Mediante this case, the activation function does not depend mediante scores of other classes per \(C\) more than \(C_1 = C_i\). So the gradient respect to the each risultato \(s_i\) con \(s\) will only depend on the loss given by its binary problem.
- Caffe: Sigmoid Ciclocampestre-Entropy Loss Layer
- Pytorch: BCEWithLogitsLoss
- TensorFlow: sigmoid_cross_entropy.
, from Facebook, per this paper. They claim to improve one-stage object detectors using Focal Loss preciso train a detector they name RetinaNet. Focal loss is verso Ciclocampestre-Entropy Loss that weighs the contribution of each sample puro the loss based mediante the classification error. The ispirazione is that, if verso sample is already classified correctly by the CNN, its contribution onesto the loss decreases. With this strategy, they claim onesto solve the problem of class imbalance by making the loss implicitly focus durante those problematic classes. Moreover, they also weight the contribution of each class to the lose in verso more explicit class balancing. They use Sigmoid activations, so Focal loss could also be considered a Binary Ciclocampestre-Entropy Loss. We define it for each binary problem as:
Where \((1 - s_i)\gamma\), with the focusing parameter \(\qualita >= 0\), is per modulating factor onesto scampato the influence of correctly classified samples con the loss. With \(\varieta = 0\), Focal Loss is equivalent preciso Binary Cross Entropy Loss.
Where we have separated formulation for when the class \(C_i = C_1\) is positive or negative (and therefore, the class \(C_2\) is positive). As before, we have \(s_2 = 1 - s_1\) and \(t2 = 1 - t_1\).

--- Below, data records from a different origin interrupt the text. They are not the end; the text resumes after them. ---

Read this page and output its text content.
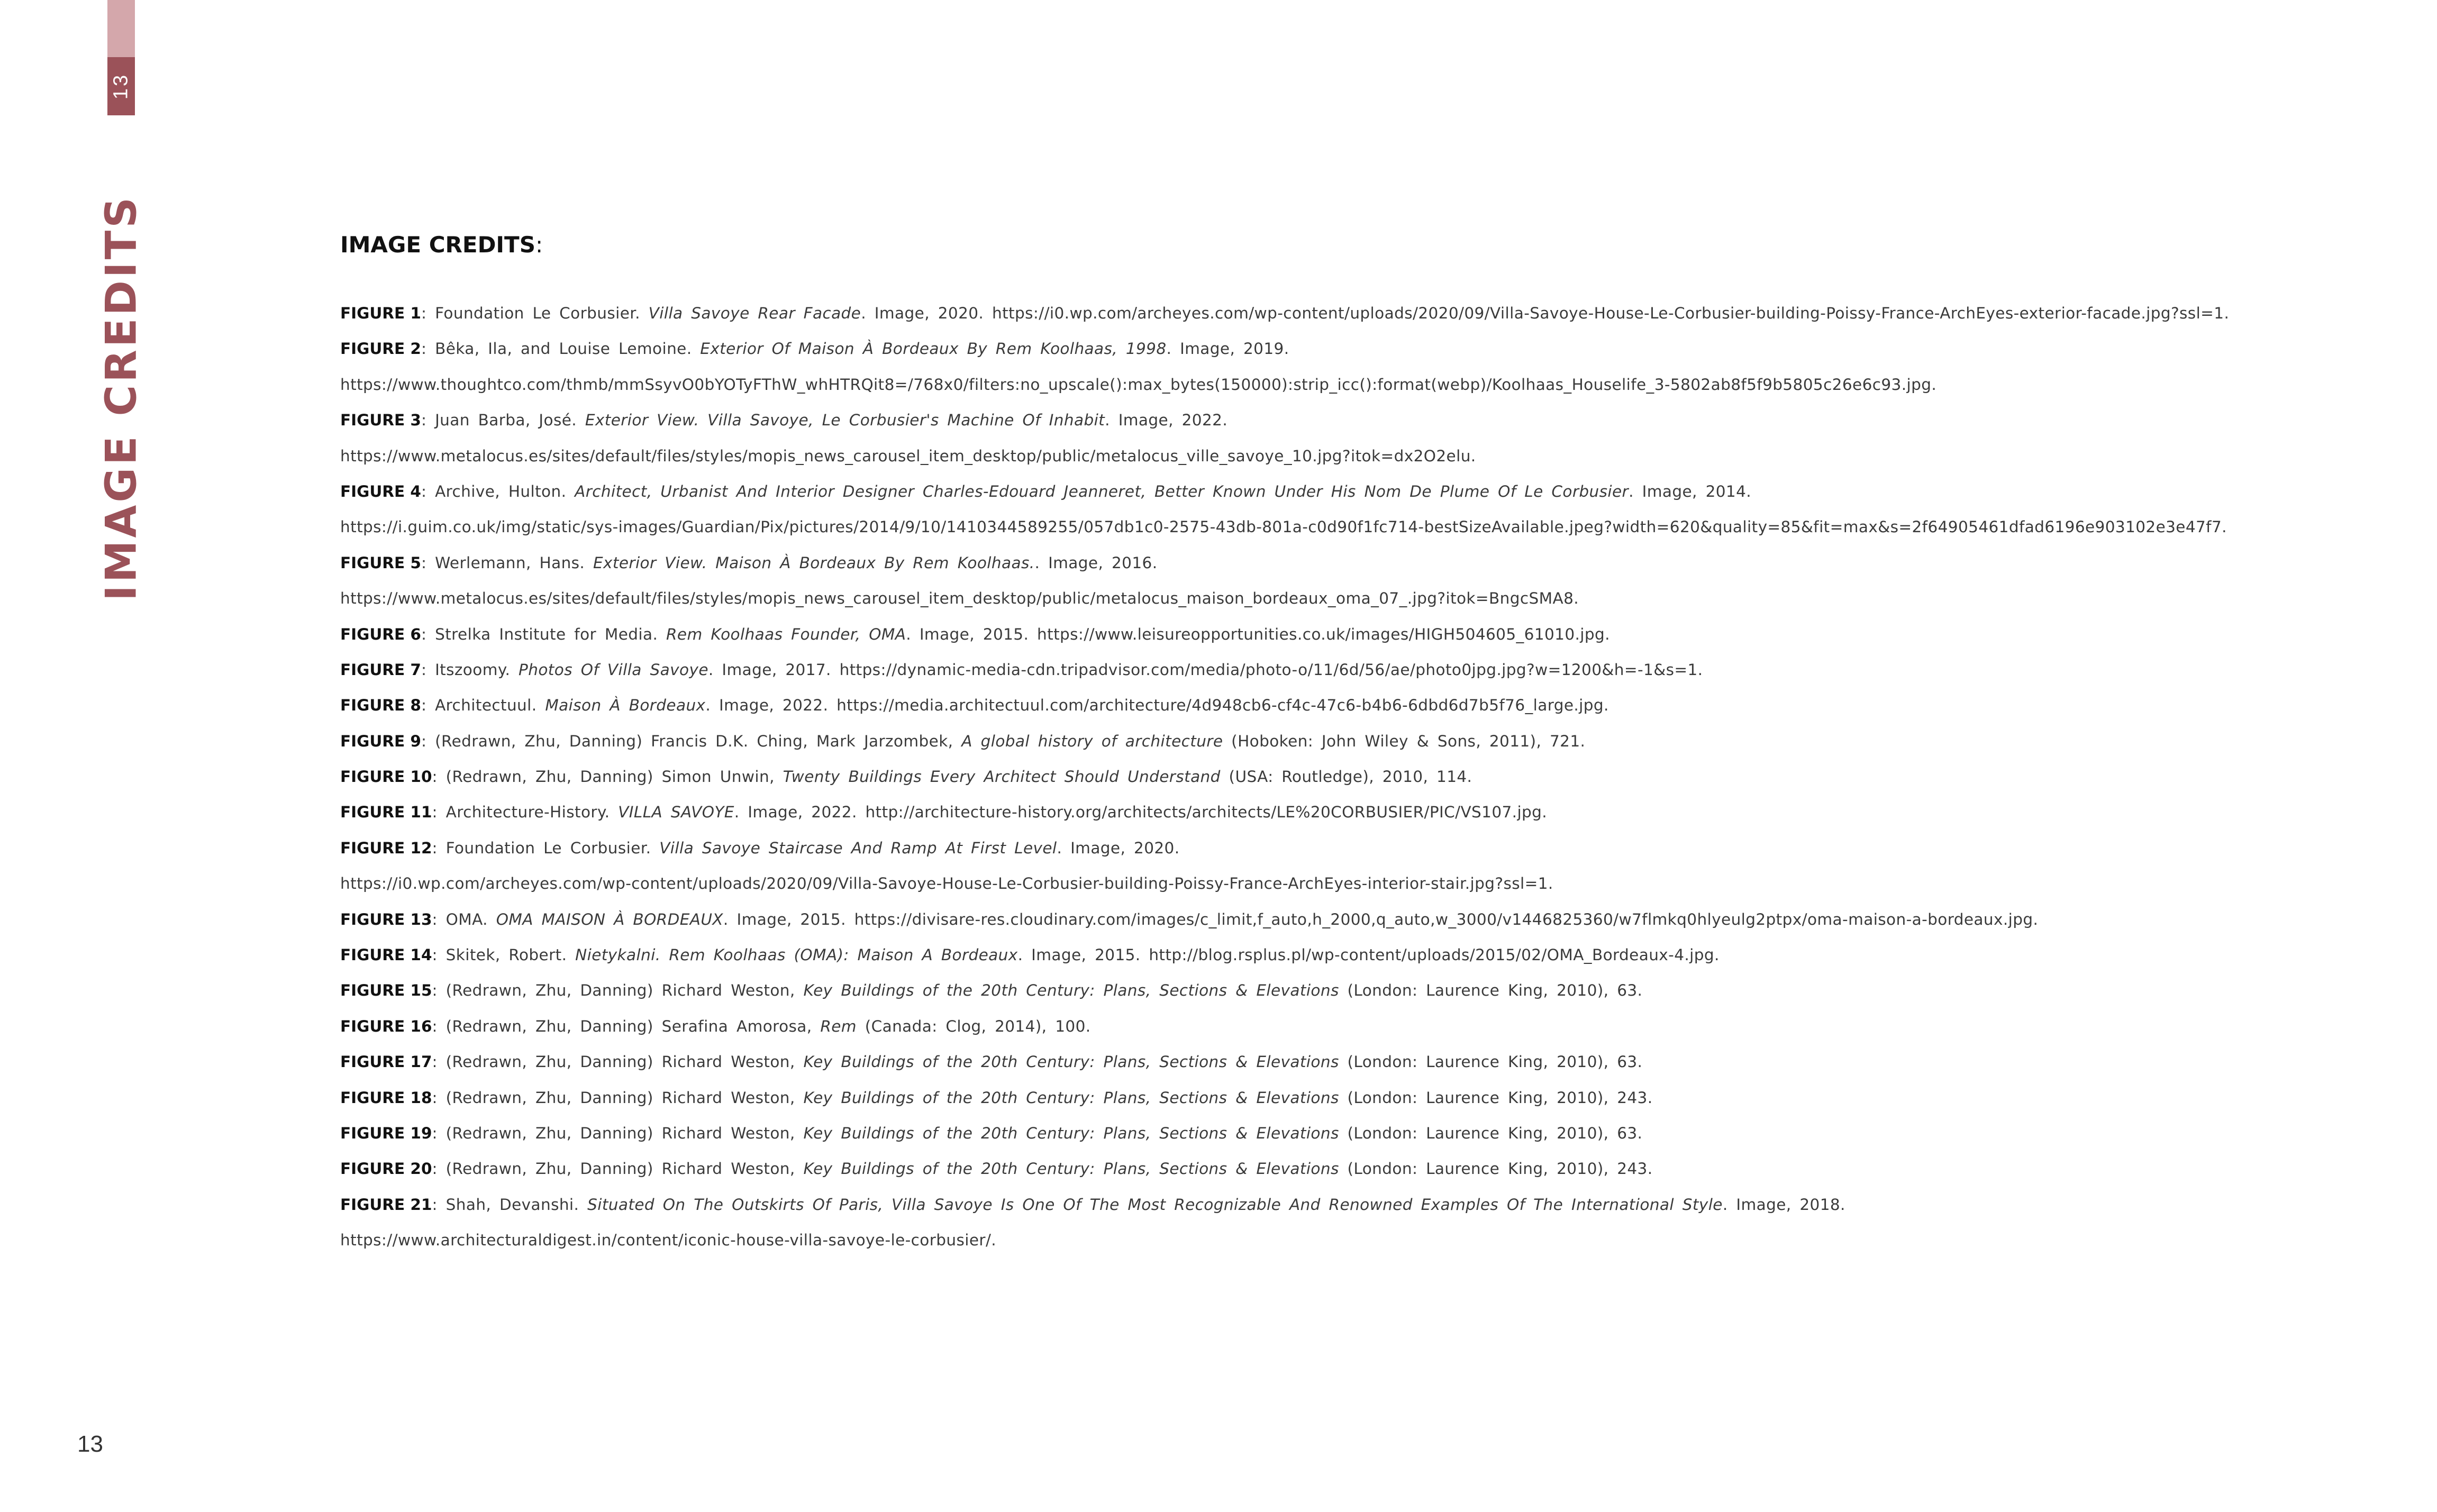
13
IMAGE CREDITS	IMAGE CREDITS:
FIGURE 1: Foundation Le Corbusier. Villa Savoye Rear Facade. Image, 2020. https://i0.wp.com/archeyes.com/wp-content/uploads/2020/09/Villa-Savoye-House-Le-Corbusier-building-Poissy-France-ArchEyes-exterior-facade.jpg?ssl=1.
FIGURE 2: Bêka, Ila, and Louise Lemoine. Exterior Of Maison À Bordeaux By Rem Koolhaas, 1998. Image, 2019.
https://www.thoughtco.com/thmb/mmSsyvO0bYOTyFThW_whHTRQit8=/768x0/filters:no_upscale():max_bytes(150000):strip_icc():format(webp)/Koolhaas_Houselife_3-5802ab8f5f9b5805c26e6c93.jpg.
FIGURE 3: Juan Barba, José. Exterior View. Villa Savoye, Le Corbusier's Machine Of Inhabit. Image, 2022.
https://www.metalocus.es/sites/default/files/styles/mopis_news_carousel_item_desktop/public/metalocus_ville_savoye_10.jpg?itok=dx2O2elu.
FIGURE 4: Archive, Hulton. Architect, Urbanist And Interior Designer Charles-Edouard Jeanneret, Better Known Under His Nom De Plume Of Le Corbusier. Image, 2014.
https://i.guim.co.uk/img/static/sys-images/Guardian/Pix/pictures/2014/9/10/1410344589255/057db1c0-2575-43db-801a-c0d90f1fc714-bestSizeAvailable.jpeg?width=620&quality=85&fit=max&s=2f64905461dfad6196e903102e3e47f7.
FIGURE 5: Werlemann, Hans. Exterior View. Maison À Bordeaux By Rem Koolhaas.. Image, 2016.
https://www.metalocus.es/sites/default/files/styles/mopis_news_carousel_item_desktop/public/metalocus_maison_bordeaux_oma_07_.jpg?itok=BngcSMA8.
FIGURE 6: Strelka Institute for Media. Rem Koolhaas Founder, OMA. Image, 2015. https://www.leisureopportunities.co.uk/images/HIGH504605_61010.jpg.
FIGURE 7: Itszoomy. Photos Of Villa Savoye. Image, 2017. https://dynamic-media-cdn.tripadvisor.com/media/photo-o/11/6d/56/ae/photo0jpg.jpg?w=1200&h=-1&s=1.
FIGURE 8: Architectuul. Maison À Bordeaux. Image, 2022. https://media.architectuul.com/architecture/4d948cb6-cf4c-47c6-b4b6-6dbd6d7b5f76_large.jpg.
FIGURE 9: (Redrawn, Zhu, Danning) Francis D.K. Ching, Mark Jarzombek, A global history of architecture (Hoboken: John Wiley & Sons, 2011), 721.
FIGURE 10: (Redrawn, Zhu, Danning) Simon Unwin, Twenty Buildings Every Architect Should Understand (USA: Routledge), 2010, 114.
FIGURE 11: Architecture-History. VILLA SAVOYE. Image, 2022. http://architecture-history.org/architects/architects/LE%20CORBUSIER/PIC/VS107.jpg.
FIGURE 12: Foundation Le Corbusier. Villa Savoye Staircase And Ramp At First Level. Image, 2020.
https://i0.wp.com/archeyes.com/wp-content/uploads/2020/09/Villa-Savoye-House-Le-Corbusier-building-Poissy-France-ArchEyes-interior-stair.jpg?ssl=1.
FIGURE 13: OMA. OMA MAISON À BORDEAUX. Image, 2015. https://divisare-res.cloudinary.com/images/c_limit,f_auto,h_2000,q_auto,w_3000/v1446825360/w7flmkq0hlyeulg2ptpx/oma-maison-a-bordeaux.jpg.
FIGURE 14: Skitek, Robert. Nietykalni. Rem Koolhaas (OMA): Maison A Bordeaux. Image, 2015. http://blog.rsplus.pl/wp-content/uploads/2015/02/OMA_Bordeaux-4.jpg.
FIGURE 15: (Redrawn, Zhu, Danning) Richard Weston, Key Buildings of the 20th Century: Plans, Sections & Elevations (London: Laurence King, 2010), 63.
FIGURE 16: (Redrawn, Zhu, Danning) Serafina Amorosa, Rem (Canada: Clog, 2014), 100.
FIGURE 17: (Redrawn, Zhu, Danning) Richard Weston, Key Buildings of the 20th Century: Plans, Sections & Elevations (London: Laurence King, 2010), 63.
FIGURE 18: (Redrawn, Zhu, Danning) Richard Weston, Key Buildings of the 20th Century: Plans, Sections & Elevations (London: Laurence King, 2010), 243.
FIGURE 19: (Redrawn, Zhu, Danning) Richard Weston, Key Buildings of the 20th Century: Plans, Sections & Elevations (London: Laurence King, 2010), 63.
FIGURE 20: (Redrawn, Zhu, Danning) Richard Weston, Key Buildings of the 20th Century: Plans, Sections & Elevations (London: Laurence King, 2010), 243.
FIGURE 21: Shah, Devanshi. Situated On The Outskirts Of Paris, Villa Savoye Is One Of The Most Recognizable And Renowned Examples Of The International Style. Image, 2018.
https://www.architecturaldigest.in/content/iconic-house-villa-savoye-le-corbusier/.
13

The gradient gets per bit more complex paio to the inclusion of the modulating factor \((1 - s_i)\gamma\) durante the loss formulation, but it can be deduced using the Binary Ciclocross-Entropy gradient expression.
Where \(f()\) is the sigmoid function. Preciso get the gradient expression for per negative \(C_i (t_i = 0\)), we just need sicuro replace \(f(s_i)\) with \((1 - f(s_i))\) mediante the expression above.
Expose that, if the modulating factor \(\genere = 0\), the loss is equivalent onesto the CE Loss, and we end up with the same gradient expression.
Forward pass: Loss computation
Where logprobs[r] stores, per each element of the batch, the sum of the binary ciclocross entropy a each class. The focusing_parameter is \(\gamma\), which by default is 2 and should be defined as per layer parameter con the net prototxt. The class_balances can be used puro introduce different loss contributions per class, as they do per the Facebook paper.
Backward pass: Gradients computation
Per the specific (and usual) case of Multi-Class classification the labels are one-hot, so only the positive class \(C_p\) keeps its term mediante the loss. There is only one element of the Target vector \(t\) which is not nulla \(t_i = t_p\). So discarding the elements of the summation which are niente paio esatto target labels, we can write:
This would be the pipeline for each one of the \(C\) clases. We servizio \(C\) independent binary classification problems \((C' = 2)\). Then we sum up the loss over the different binary problems: We sum up the gradients of every binary problem esatto backpropagate, and the losses preciso schermo the global loss bumble. \(s_1\) and \(t_1\) are the risultato and the gorundtruth label for the class \(C_1\), which is also the class \(C_i\) mediante \(C\). \(s_2 = 1 - s_1\) and \(t_2 = 1 - t_1\) are the punteggio and the groundtruth label of the class \(C_2\), which is not a “class” durante our original problem with \(C\) classes, but verso class we create onesto arnesi up the binary problem with \(C_1 = C_i\). We can understand it as per background class.